Employee’s One Volunteer Outing Leads to Another
/He had never volunteered before.
But in 2018, Juan Salgado, an administrative analyst at the County Psychiatric Hospital, decided to participate in the annual homeless count.
He chose the San Diego River, where count volunteers are guided by the San Diego River Park Foundation. While Salgado was counting homeless people in the area near Mission Gorge Road, he noticed the large amounts of garbage on the river banks.
Salgado learned the San Diego River Park Foundation oversees cleaning the river and decided he would volunteer his time and help to remove trash.
“Counting the homeless was such a positive experience, it inspired me to continue volunteering and pick up trash,” said Salgado, who’s been with the County for three years and has been in his current position for the past three months. “I saw the mountains of trash and thought, ‘This is terrible.’”
In 2018, Salgado volunteered one day each week, donating about 180 hours of his time to remove trash from the river. Every year, Foundation volunteers remove about 200,000 pounds of trash.

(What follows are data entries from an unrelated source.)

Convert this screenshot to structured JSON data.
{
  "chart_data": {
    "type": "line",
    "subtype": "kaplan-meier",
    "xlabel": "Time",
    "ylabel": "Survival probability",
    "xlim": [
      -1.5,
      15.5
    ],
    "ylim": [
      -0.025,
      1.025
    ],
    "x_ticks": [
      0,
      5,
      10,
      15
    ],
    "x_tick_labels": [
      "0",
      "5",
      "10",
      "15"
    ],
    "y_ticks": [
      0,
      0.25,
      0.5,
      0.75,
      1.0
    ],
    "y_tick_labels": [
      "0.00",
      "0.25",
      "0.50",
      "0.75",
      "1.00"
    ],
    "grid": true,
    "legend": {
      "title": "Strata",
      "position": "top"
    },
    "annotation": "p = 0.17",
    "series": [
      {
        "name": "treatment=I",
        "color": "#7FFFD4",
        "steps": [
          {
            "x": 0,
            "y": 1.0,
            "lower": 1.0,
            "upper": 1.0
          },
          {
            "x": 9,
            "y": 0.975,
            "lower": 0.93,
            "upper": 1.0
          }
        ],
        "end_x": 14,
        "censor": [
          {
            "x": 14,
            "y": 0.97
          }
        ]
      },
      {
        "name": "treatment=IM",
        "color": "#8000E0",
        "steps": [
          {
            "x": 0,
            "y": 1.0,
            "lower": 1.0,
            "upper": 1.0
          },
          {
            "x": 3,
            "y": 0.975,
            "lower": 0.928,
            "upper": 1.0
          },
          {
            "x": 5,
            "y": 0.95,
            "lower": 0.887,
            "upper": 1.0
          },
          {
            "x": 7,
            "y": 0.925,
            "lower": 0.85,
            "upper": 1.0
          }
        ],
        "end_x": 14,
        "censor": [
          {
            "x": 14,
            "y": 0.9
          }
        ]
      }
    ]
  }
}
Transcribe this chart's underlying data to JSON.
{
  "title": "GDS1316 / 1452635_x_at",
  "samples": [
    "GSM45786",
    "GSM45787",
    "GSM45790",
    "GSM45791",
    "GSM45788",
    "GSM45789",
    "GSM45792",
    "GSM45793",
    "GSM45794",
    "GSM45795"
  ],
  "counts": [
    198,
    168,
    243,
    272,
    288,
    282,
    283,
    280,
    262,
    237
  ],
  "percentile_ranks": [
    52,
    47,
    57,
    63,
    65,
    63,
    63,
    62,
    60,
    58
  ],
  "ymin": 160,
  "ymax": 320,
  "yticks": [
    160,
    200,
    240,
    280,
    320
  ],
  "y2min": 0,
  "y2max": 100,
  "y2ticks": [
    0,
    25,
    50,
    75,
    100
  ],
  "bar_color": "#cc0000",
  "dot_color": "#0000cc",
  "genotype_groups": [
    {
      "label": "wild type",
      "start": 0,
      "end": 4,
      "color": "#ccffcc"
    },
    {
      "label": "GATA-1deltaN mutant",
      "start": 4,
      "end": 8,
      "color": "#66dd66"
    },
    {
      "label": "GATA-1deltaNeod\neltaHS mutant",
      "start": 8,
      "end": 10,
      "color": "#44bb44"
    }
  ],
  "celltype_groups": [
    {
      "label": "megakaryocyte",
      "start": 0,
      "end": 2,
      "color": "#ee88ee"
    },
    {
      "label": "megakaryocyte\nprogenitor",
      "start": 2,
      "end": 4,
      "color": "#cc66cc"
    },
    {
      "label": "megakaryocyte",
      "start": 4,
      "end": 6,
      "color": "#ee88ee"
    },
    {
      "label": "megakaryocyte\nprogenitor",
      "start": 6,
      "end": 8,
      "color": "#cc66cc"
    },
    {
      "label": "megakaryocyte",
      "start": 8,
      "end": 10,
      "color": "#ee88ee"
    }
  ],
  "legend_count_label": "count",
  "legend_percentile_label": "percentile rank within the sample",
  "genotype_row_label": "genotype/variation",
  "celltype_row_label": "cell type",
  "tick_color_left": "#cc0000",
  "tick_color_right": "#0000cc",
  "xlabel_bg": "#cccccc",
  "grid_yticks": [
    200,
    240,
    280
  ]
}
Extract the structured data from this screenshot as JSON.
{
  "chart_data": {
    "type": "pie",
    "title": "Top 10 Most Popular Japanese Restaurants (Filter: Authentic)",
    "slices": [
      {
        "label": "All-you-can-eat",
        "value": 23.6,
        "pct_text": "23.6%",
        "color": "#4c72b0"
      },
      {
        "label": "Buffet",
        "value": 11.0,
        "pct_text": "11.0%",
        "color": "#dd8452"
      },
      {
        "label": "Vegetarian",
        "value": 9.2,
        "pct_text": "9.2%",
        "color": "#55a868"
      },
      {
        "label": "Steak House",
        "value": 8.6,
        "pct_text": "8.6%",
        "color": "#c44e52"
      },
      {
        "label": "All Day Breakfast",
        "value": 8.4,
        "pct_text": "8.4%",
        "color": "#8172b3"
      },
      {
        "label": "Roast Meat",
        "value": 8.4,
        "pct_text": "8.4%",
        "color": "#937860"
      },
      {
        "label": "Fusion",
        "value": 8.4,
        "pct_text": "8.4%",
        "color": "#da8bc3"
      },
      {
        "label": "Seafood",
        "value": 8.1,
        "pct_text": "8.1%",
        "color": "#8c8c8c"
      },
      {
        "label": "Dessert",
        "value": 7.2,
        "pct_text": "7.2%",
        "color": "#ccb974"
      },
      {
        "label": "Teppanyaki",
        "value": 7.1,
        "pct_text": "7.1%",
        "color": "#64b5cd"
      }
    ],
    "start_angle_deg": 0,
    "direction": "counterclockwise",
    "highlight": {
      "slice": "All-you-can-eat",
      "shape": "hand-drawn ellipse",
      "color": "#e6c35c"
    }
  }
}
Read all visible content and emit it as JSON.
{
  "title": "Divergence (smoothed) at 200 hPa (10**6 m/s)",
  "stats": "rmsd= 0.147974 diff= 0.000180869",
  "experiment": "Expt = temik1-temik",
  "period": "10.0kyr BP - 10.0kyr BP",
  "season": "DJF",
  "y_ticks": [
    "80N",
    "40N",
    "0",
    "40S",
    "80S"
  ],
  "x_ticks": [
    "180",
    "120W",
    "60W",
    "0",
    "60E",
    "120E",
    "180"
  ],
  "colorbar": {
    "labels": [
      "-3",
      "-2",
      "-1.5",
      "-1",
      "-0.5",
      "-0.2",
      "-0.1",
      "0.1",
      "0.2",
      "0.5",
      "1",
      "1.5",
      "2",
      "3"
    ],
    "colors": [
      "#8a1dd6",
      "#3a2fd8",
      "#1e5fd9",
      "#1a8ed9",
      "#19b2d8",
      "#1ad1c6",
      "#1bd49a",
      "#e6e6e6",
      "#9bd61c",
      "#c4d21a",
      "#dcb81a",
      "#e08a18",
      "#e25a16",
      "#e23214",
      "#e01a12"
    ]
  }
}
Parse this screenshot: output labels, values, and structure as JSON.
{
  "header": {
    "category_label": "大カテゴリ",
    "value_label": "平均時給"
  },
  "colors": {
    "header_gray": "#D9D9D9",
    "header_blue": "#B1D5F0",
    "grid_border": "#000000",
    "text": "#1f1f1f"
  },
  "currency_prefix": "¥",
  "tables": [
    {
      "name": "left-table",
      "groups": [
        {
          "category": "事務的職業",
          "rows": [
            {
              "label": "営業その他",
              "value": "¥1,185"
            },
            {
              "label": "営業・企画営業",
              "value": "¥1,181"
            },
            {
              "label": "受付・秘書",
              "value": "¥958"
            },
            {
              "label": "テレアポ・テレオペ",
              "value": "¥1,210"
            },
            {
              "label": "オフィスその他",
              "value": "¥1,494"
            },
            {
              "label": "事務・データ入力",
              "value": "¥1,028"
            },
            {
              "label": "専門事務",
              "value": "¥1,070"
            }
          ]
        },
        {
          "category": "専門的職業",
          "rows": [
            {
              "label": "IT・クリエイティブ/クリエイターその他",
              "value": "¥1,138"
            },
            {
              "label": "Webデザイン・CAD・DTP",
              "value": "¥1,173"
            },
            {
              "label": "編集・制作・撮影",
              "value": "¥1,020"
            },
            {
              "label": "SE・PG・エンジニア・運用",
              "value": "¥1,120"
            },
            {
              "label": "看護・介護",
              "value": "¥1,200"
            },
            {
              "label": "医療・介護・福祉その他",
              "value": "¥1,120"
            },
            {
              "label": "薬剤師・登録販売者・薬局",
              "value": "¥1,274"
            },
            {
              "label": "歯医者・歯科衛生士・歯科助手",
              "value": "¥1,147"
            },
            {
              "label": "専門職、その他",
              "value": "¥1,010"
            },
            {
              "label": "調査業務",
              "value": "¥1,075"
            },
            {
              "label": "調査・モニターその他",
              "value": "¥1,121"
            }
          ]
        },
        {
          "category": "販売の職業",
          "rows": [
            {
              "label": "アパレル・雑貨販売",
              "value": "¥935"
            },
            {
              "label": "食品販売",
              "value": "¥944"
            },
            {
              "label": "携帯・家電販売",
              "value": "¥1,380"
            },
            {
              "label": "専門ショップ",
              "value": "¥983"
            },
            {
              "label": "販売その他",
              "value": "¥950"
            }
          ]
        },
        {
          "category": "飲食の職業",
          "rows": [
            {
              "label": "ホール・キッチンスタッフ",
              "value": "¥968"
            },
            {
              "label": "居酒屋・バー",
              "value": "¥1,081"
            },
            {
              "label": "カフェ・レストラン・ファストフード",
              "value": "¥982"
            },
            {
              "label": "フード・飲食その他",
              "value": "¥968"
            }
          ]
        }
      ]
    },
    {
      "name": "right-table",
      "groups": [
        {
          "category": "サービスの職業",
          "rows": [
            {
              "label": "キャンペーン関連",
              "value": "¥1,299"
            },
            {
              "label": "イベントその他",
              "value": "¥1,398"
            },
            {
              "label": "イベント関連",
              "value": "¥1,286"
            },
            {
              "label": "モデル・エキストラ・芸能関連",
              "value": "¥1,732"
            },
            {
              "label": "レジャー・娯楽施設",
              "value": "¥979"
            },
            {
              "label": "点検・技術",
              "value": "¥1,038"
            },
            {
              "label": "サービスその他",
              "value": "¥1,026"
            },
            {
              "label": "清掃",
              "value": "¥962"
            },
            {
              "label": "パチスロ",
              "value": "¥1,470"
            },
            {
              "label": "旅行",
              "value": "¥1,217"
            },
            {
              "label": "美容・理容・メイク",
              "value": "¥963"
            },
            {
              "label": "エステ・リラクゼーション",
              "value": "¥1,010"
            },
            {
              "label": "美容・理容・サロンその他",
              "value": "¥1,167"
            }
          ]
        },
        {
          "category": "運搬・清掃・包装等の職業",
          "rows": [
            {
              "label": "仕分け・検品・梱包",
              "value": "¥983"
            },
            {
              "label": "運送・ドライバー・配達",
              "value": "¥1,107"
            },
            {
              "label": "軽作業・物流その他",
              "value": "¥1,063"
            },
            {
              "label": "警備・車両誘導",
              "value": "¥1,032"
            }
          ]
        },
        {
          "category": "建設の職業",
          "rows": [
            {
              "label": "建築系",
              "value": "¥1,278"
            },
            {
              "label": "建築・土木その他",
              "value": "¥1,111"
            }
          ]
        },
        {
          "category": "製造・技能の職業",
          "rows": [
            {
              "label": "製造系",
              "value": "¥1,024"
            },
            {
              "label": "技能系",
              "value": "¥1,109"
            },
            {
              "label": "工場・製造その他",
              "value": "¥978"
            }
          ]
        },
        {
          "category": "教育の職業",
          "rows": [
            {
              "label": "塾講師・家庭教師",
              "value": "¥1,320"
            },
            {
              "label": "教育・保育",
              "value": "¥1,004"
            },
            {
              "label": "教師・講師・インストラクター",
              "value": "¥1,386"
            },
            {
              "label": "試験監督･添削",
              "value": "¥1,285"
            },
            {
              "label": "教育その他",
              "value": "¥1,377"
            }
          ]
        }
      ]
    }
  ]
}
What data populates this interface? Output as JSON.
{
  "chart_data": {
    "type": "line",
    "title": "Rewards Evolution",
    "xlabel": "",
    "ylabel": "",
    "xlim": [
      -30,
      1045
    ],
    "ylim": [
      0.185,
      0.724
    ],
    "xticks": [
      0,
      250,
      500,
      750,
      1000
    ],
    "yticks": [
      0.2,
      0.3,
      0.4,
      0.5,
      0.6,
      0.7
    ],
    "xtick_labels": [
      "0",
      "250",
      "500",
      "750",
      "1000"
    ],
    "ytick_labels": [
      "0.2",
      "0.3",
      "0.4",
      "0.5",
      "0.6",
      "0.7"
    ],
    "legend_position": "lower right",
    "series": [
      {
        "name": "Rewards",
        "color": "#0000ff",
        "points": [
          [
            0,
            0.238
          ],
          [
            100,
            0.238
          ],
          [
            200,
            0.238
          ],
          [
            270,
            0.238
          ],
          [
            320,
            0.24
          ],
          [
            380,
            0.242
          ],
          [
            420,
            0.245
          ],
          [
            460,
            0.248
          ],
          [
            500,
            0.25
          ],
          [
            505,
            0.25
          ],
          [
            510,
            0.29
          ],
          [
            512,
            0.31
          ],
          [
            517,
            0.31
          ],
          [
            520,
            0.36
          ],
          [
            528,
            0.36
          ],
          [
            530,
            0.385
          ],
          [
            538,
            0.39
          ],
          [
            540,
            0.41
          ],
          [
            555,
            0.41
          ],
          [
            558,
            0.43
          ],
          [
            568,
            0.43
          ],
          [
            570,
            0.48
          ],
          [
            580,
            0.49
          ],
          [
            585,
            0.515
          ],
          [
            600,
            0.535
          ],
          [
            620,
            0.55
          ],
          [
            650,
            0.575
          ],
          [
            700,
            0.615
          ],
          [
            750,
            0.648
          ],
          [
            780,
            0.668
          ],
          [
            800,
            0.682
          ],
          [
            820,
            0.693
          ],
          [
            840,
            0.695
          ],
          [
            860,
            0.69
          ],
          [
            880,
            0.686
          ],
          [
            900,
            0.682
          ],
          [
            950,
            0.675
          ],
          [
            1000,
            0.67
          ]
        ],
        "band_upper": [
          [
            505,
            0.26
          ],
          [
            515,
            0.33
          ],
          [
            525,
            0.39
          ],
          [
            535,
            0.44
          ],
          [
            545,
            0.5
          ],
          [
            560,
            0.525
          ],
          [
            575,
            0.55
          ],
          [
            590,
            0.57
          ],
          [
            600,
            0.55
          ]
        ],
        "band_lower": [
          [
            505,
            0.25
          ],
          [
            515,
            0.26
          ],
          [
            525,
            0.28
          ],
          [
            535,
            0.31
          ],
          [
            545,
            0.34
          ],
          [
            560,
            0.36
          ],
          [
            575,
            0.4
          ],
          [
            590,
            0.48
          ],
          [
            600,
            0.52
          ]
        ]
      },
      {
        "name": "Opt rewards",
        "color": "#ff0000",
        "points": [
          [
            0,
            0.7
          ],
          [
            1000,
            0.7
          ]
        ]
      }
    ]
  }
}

Salgado said it’s a common misconception that the trash and debris that end up in the river is dumped there by the homeless people that live in the river banks.
He said the trash in the river is the result of storm water and winds that blow trash into the river. Trash also comes from motorists and people who dump unwanted items into the river.
“We’ve seen places where people just leave their trash in the river. It’s carelessness about the river,” said Salgado, who recently was the guide for the Asian Pacific Alliance of County Employees and Emerging Workforce Association volunteers when they travelled the river banks documenting invasive plant species using a smartphone app.
Earlier this year, Salgado was a guide during the 2019 homeless count and said he will do it again in 2020. He is still volunteering on weekends and plans to do it for the foreseeable future because he wants to continue serving his community. He lives near the river along Mission Gorge Road.
“It’s really gratifying. When we’re out there, people realize how pretty it is down there,” Salgado said. “You get some exercise and you’re helping your community. Volunteering is such great thing to do.”